We usually picture clone troopers like Rex and Cody, disciplined soldiers who still have a conscience. But the Clone Wars weren’t that clean. Some clone units became the Republic’s “dirty work” teams, enforcing crackdowns, hunting targets, and treating civilians like collateral damage. Here are three clone units that were morally messed up, and what they did to earn that reputation.
Table of Contents
1. The Coruscant Guard as the Republic’s Heavy-Handed Security Force
The Coruscant Guard were an elite corps in the Grand Army of the Republic, made up of clone shock troopers. Led by Commander Fox, they weren’t sent to the front lines like most clones. Their job was Coruscant itself, the Republic’s capital.
At first, their focus was protecting government buildings and vital infrastructure. But as the Clone Wars dragged on, their role grew. The Senate Guard was becoming more ineffective and corrupt, so the Coruscant Guard ended up stepping in more and more, until they were essentially covering Senate security duties and acting as bodyguards for senators and even the Supreme Chancellor.
They also operated out in the city. Shock troopers patrolled Coruscant’s streets alongside local police and security droids, helped pursue suspects, and handled riot control. On top of that, they guarded detention centers, ran hostage rescue missions, escorted diplomatic travel, and acted as military police.
A clear example is Ahsoka’s arrest during the Jedi Temple bombing case. When she’s framed and the Republic turns on her, it isn’t battlefield clones coming for her. It’s Coruscant Guard shock troopers. Fox is the one putting her under arrest and treating her like a dangerous suspect right there in the capital. That’s the Coruscant Guard in their element: not fighting droids, but enforcing order, locking things down, and hunting targets in the streets of Coruscant.
And that’s why this unit gets a darker reputation than most. When your clone unit’s job is street patrols, raids, arrests, and crowd control in the capital, you stop looking like “soldiers defending the Republic” and start looking like the system that later becomes the Empire.
2. Commander Keller’s Unit and Martial Law on an Entire City
Keller is one of those clone commanders who shows how ugly things can get when the war ends and the purge begins. Like the other clones, he was grown on Kamino from Jango Fett’s template, promoted to Clone Commander, and brought into the ARC Commander program to train in Advanced Recon Commando skills. This whole sequence is shown in Star Wars: Republic #79.
Near the end of the Clone Wars in 19 BBY, Keller and his unit of Galactic Marines are deployed to the frozen Outer Rim world of Toola to fight Separatist incursions. After weeks of battle, the Republic wins by hitting the droids’ main generators. But right after the victory, Order 66 comes down from Palpatine, and Keller’s unit turns on their Jedi leaders.
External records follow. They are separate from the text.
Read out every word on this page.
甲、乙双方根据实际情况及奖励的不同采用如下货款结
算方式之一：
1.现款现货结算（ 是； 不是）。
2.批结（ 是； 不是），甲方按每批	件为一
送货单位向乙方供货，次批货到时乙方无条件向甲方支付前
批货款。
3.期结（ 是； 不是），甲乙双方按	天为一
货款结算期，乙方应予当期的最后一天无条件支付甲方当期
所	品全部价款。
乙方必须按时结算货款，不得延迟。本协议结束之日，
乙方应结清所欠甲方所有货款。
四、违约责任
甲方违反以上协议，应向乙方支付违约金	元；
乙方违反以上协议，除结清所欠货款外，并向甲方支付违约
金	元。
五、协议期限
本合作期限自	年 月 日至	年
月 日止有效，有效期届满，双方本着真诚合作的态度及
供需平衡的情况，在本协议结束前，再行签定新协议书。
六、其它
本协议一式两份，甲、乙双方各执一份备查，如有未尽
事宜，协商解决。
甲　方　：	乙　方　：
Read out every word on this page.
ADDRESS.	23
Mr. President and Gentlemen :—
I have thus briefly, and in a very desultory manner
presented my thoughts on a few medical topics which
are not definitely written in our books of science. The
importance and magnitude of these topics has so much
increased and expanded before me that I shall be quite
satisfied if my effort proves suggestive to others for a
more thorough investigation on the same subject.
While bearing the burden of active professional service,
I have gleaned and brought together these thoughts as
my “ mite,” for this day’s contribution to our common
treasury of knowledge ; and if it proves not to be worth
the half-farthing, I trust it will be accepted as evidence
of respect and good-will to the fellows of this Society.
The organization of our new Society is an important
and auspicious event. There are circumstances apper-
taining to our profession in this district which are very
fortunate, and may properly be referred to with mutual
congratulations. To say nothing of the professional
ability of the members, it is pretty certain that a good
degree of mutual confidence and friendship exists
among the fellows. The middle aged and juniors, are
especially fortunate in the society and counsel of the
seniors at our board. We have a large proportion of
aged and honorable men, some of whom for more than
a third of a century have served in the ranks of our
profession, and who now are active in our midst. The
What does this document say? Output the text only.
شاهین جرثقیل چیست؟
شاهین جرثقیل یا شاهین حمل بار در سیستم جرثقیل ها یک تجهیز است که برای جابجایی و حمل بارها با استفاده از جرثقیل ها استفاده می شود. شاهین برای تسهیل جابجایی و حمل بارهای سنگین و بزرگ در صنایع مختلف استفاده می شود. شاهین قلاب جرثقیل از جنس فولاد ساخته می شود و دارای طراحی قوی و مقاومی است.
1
They manage to kill General Simms, but two Jedi slip away, Kai Hudorra and Simms’ Padawan, Noirah Na. They escape on STAPs toward Ithaqua Station, and from that moment Keller’s mission changes completely. He’s not fighting droids anymore. He’s hunting Jedi.
This is where the “morally messed up” part kicks in. Keller doesn’t just chase them in the snow. He starts treating the whole area like a controlled zone. He rides out with his men on mastmots, finds the abandoned STAPs, tracks footprints through the snow, and then immediately orders his troops to comm ahead and alert the local garrison at Ithaqua Station, basically locking the place down before he even arrives.
When Keller reaches the station, he goes full crackdown mode. He storms into a cantina and orders everyone to freeze where they are and have their identifications ready. It’s not a normal search. It’s the kind of raid where every civilian becomes a suspect, and the goal isn’t “keep people safe.” It’s “catch the target at any cost.”
And even then, he still fails. Hudorra is actually in that cantina. He triggers a brawl between the patrons and Keller’s troops, using the chaos to slip away. The freezing night forces Keller’s unit off the streets until morning, and by the time the hunt resumes, the two Jedi have already boarded a ship and escaped Toola.
3. Commander Faie and the Clone Who Was Willing to Kill His Own Men
Commander Faie is the one who takes it to the extreme. This is another Legends example, and the story comes from Star Wars: Republic #83. If the Coruscant Guard show how clones can become enforcers and Keller shows how a Jedi hunt can turn into a lockdown, Faie is the one who pushes that mindset into something much uglier.
Once the purge begins, Faie is willing to go beyond soldiers, beyond battlefield targets, and beyond anything that could still be called restraint. In his effort to hunt down a Jedi, he is prepared to destroy a Wookiee village just to force his target into the open. That is the moment where his actions stop looking like military duty and start looking like pure expendability logic. Innocent civilians are no longer people to protect. They are just part of the price of finishing the hunt.